Those are two issues we’ve written about a great deal over the last few months and they could hardly seem to be more different. But there’s a connection between them, believe it or not. The House bill to restore and extend federal unemployment benefits to working Americans — HR 5618 — contains a provision that says no unemployment insurance benefits can be given to “any individual convicted of a sex offense against a minor.”
The same provision is also in HR 5297, which provides loans to small businesses, and HR 5072, which governs FHA loans.

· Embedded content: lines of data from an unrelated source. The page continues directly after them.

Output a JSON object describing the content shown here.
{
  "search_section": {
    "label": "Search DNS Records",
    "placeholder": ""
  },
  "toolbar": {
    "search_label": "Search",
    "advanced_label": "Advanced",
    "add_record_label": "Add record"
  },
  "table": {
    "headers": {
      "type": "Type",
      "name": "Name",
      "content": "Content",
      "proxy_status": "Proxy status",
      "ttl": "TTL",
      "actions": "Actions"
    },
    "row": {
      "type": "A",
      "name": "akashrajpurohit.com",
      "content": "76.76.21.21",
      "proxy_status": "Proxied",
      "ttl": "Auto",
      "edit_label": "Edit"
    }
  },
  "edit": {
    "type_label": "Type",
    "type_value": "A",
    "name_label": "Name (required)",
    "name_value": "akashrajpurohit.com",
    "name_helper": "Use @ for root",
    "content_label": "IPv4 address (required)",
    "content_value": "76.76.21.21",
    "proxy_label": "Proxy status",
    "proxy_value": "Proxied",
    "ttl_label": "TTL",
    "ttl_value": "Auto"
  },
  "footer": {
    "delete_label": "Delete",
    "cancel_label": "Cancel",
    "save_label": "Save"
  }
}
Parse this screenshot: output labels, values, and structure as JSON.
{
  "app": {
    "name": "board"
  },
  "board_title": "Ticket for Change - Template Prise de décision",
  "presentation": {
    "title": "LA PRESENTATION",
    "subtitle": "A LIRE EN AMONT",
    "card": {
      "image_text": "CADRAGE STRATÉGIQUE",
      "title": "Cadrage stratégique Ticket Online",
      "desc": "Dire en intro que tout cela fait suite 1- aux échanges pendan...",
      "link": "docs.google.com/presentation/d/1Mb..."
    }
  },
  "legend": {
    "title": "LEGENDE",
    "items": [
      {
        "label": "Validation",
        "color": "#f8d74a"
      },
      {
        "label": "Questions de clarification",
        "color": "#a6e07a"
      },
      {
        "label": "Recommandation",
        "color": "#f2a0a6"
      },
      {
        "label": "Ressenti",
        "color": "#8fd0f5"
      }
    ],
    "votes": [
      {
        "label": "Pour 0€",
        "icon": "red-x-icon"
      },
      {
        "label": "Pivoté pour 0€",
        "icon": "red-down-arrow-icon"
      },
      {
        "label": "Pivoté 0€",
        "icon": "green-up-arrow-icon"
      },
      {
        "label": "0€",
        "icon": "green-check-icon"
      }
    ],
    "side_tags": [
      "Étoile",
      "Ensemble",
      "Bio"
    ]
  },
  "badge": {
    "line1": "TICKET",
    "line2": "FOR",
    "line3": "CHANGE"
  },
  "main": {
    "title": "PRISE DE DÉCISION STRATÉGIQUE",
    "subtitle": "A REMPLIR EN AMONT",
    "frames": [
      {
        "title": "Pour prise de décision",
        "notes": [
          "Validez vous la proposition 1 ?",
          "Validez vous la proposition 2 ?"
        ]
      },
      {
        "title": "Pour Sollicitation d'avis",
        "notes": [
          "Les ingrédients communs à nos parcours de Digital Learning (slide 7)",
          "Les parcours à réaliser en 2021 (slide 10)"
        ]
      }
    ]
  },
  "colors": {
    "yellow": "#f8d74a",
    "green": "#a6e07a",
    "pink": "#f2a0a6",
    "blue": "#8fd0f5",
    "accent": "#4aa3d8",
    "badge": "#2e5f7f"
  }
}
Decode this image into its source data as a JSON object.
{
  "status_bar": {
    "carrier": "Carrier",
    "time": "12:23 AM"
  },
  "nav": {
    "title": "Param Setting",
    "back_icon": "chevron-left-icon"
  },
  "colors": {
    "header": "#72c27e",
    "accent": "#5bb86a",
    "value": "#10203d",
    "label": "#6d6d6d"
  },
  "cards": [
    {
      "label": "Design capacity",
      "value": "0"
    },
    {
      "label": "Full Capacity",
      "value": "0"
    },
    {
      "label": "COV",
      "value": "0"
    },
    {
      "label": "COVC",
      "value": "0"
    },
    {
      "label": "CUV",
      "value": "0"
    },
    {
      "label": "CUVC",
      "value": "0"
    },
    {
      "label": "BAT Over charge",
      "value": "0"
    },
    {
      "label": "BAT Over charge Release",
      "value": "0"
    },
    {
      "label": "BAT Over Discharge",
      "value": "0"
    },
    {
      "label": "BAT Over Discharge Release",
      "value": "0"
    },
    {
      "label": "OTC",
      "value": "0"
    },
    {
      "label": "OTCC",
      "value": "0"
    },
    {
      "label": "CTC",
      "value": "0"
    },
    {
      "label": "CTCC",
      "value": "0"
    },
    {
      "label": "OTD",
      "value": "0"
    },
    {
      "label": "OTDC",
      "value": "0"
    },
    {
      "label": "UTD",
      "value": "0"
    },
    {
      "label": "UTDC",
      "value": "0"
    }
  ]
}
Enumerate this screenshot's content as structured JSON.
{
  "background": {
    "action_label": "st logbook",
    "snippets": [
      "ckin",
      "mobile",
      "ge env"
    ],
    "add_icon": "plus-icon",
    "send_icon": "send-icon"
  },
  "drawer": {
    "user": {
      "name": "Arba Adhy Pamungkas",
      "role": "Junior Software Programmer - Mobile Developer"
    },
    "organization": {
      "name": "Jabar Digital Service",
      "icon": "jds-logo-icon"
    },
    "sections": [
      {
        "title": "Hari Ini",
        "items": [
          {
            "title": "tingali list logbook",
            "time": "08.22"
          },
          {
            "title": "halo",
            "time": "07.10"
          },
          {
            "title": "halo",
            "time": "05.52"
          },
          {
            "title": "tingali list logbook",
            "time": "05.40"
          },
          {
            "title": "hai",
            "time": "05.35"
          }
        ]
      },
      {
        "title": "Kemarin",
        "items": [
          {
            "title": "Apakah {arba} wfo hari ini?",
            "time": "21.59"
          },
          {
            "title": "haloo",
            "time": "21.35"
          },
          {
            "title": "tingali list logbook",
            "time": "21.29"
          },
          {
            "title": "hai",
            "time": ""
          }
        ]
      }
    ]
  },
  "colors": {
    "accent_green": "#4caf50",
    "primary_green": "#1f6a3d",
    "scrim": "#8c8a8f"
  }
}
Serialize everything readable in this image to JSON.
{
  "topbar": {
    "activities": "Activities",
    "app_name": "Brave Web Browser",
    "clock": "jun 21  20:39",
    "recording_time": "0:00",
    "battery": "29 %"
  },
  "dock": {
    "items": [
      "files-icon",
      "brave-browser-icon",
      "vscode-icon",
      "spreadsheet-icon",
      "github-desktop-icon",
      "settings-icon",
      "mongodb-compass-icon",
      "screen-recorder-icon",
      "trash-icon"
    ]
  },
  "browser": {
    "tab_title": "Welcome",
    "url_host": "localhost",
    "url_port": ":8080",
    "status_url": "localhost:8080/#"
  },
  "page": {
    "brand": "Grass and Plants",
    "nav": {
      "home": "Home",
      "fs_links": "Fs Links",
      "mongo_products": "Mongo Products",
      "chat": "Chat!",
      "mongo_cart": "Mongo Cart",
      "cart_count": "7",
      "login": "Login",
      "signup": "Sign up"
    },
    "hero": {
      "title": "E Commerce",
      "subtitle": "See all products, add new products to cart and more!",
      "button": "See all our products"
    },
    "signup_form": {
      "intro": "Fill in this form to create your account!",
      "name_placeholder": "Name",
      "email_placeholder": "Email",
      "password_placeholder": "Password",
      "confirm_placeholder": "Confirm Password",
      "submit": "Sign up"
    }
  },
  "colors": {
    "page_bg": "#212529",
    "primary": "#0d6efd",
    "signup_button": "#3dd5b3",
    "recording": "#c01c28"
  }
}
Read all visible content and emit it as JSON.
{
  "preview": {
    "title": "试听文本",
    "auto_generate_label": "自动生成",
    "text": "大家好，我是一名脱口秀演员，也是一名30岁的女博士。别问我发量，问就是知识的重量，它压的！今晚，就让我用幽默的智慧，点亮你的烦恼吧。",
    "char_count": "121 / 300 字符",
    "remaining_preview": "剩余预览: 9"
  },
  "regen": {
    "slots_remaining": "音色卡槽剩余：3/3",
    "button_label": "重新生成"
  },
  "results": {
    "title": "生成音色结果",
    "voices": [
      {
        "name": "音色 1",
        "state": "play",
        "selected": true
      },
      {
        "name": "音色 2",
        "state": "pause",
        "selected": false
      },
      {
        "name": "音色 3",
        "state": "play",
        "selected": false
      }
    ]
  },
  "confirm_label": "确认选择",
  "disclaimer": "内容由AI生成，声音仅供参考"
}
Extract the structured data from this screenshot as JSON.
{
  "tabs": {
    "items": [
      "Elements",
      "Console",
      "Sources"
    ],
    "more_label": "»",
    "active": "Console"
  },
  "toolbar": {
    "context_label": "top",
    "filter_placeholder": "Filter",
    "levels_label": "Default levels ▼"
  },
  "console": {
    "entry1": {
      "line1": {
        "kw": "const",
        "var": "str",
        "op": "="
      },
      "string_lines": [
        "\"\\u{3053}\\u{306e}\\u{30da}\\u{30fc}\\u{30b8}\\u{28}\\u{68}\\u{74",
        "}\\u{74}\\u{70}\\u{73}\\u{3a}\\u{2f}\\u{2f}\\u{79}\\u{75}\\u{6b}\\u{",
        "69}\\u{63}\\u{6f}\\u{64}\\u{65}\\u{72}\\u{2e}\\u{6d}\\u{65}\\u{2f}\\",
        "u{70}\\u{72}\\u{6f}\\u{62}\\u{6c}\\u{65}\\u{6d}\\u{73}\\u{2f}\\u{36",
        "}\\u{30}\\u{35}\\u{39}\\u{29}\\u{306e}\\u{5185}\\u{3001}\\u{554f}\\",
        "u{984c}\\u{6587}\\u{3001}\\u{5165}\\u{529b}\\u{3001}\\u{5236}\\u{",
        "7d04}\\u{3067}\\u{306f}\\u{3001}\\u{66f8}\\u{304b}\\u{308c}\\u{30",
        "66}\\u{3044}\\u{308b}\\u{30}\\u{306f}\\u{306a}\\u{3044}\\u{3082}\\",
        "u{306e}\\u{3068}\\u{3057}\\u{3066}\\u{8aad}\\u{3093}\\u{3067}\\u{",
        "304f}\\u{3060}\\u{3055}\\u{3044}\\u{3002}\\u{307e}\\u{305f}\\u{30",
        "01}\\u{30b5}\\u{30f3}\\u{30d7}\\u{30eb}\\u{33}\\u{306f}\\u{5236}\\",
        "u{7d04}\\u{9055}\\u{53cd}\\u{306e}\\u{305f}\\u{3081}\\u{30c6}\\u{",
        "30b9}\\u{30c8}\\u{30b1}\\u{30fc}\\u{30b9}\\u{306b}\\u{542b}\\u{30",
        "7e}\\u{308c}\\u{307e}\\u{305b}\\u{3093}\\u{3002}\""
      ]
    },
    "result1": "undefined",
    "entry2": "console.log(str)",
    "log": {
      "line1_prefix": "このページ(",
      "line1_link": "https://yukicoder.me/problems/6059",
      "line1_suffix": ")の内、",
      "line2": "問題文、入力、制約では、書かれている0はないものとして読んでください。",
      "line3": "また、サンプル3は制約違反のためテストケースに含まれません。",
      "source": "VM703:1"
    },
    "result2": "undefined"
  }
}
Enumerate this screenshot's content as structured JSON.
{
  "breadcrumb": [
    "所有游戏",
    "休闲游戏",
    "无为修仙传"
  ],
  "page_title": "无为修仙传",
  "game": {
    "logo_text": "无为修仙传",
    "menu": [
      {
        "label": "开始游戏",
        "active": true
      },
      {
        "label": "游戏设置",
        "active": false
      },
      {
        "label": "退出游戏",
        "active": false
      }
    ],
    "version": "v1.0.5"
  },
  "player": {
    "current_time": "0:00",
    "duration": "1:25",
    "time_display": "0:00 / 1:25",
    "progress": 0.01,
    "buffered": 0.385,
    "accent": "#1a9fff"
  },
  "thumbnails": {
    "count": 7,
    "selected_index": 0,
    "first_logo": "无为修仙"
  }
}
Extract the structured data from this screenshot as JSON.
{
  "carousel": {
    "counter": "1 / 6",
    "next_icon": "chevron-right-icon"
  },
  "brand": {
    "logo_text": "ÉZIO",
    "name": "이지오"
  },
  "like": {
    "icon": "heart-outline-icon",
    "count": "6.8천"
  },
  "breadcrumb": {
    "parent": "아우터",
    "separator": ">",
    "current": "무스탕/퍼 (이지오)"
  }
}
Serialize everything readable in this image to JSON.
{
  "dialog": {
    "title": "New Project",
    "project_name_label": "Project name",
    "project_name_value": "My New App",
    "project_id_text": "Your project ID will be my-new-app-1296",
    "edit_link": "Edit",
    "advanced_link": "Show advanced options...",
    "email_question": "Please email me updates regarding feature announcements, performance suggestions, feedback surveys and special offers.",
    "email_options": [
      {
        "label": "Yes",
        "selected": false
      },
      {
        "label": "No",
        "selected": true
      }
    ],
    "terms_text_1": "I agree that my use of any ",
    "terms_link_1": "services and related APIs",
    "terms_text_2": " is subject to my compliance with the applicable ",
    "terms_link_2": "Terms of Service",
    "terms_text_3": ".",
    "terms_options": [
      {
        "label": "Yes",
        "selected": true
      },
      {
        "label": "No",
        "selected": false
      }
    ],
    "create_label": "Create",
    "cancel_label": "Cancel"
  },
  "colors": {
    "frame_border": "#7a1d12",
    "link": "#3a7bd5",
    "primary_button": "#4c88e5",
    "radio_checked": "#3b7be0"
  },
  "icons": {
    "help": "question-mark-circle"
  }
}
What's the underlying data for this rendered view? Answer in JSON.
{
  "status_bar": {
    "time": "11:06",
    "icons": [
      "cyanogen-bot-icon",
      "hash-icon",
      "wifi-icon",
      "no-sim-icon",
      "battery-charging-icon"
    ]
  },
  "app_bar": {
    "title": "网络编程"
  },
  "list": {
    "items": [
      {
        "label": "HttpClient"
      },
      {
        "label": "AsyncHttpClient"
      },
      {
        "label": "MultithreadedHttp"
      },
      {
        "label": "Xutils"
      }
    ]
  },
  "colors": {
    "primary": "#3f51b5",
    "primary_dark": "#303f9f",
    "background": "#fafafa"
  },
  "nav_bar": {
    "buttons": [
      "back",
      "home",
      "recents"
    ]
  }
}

The advocacy group Reform Sex Offender Laws of Virginia points out the indiscriminate nature of such provisions in a press release:
As they stand today HR5618, HR5297 and HR5072 excludes anyone who has been convicted of a sex offense against a minor. It doesn’t matter if it was a misdemeanor or a felony, it doesn’t matter if their state requires them to register or not and it doesn’t matter if they did their required time on the registry and have since been released of the stigma Sex Offender…
These three bills will include any 16 year old boyfriend or girlfriend who had consensual sex with a 15 year old boyfriend or girlfriend?
Or any 17 year old boyfriend or girlfriend who had consensual sex with a 16 year old boyfriend or girlfriend?
Or any 18 year old boyfriend or girlfriend who had consensual sex with a 17 year old boyfriend or girlfriend?
It all depends on that state’s age of consent. It doesn’t matter if today they are married and they have children together, you will now be refusing to allow them to have a home to raise their family in.
As usual, this points back to the need to reform the sex offender registries themselves to distinguish between those who are truly predatory and a danger to society and those who are clearly not.